VIS/NIR Spectroscopy as a Non-Destructive Method for Evaluation of Quality Parameters of Three Bell Pepper Varieties Based on Soft Computing Methods

Spectroscopic analysis was employed to evaluate the quality of three bell pepper varieties within the 350-1150 nm wavelength range. Quality parameters such as firmness, pH, soluble solids content, titratable acids, vitamin C, total phenols, and anthocyanins were measured. To enhance data reliability, principal component analysis (PCA) was used to identify and remove outliers. Raw spectral data were initially modeled using partial least squares regression (PLSR).
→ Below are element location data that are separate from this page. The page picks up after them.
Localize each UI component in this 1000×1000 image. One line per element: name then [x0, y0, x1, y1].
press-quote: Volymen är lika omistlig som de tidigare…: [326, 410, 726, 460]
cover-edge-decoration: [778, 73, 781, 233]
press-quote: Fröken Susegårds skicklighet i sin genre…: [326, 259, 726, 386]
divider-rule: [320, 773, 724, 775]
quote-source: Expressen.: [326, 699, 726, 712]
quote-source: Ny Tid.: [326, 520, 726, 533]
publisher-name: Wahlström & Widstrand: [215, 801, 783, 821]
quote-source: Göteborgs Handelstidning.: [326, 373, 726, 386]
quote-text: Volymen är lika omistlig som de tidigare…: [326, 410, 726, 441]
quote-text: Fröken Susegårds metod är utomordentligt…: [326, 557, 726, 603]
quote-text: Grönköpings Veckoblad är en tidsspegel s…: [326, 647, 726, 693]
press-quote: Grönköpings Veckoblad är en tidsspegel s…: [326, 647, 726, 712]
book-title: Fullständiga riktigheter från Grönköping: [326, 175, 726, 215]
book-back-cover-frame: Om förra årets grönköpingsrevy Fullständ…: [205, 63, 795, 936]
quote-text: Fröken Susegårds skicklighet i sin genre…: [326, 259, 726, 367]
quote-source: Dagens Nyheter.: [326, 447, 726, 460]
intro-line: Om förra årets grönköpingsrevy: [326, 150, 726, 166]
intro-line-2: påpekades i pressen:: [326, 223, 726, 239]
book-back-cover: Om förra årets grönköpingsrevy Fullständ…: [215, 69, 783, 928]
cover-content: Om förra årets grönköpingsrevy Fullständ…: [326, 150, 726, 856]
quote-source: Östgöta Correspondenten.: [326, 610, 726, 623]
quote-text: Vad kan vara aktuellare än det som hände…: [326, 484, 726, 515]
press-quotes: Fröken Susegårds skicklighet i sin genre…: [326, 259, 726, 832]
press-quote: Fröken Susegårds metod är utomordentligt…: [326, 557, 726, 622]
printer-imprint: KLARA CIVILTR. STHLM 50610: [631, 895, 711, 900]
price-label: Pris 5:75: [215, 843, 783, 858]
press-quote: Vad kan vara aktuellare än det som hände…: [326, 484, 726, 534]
To optimize wavelength selection, support vector machines (SVMs) were combined with genetic algorithms (GAs), particle swarm optimization (PSO), ant colony optimization (ACO), and imperial competitive algorithm (ICA). The most effective wavelength selection method was subsequently used for further analysis. Three modeling techniques-PLSR, multiple linear regression (MLR), and artificial neural networks (ANNs)-were applied to the selected wavelengths. PLSR analysis of raw data yielded a maximum R2 value of 0.98 for red pepper pH, while the lowest R2 (0.58) was observed for total phenols in yellow peppers. SVM-PSO was determined to be the optimal wavelength selection algorithm based on ratio of performance to deviation (RPD), root mean square error (RMSE), and correlation values. An average of 15 effective wavelengths were identified using this combined approach. Model performance was evaluated using root mean square error of cross-validation and coefficient of determination (R2). ANN consistently outperformed MLR and PLSR in predicting firmness, pH, soluble solids content, titratable acids, vitamin C, total phenols, and anthocyanins for all three varieties. R2 values for the ANN model ranged from 0.94 to 1.00, demonstrating its superior predictive capability. Based on these results, ANN is recommended as the most suitable method for evaluating the quality parameters of bell peppers using spectroscopic data.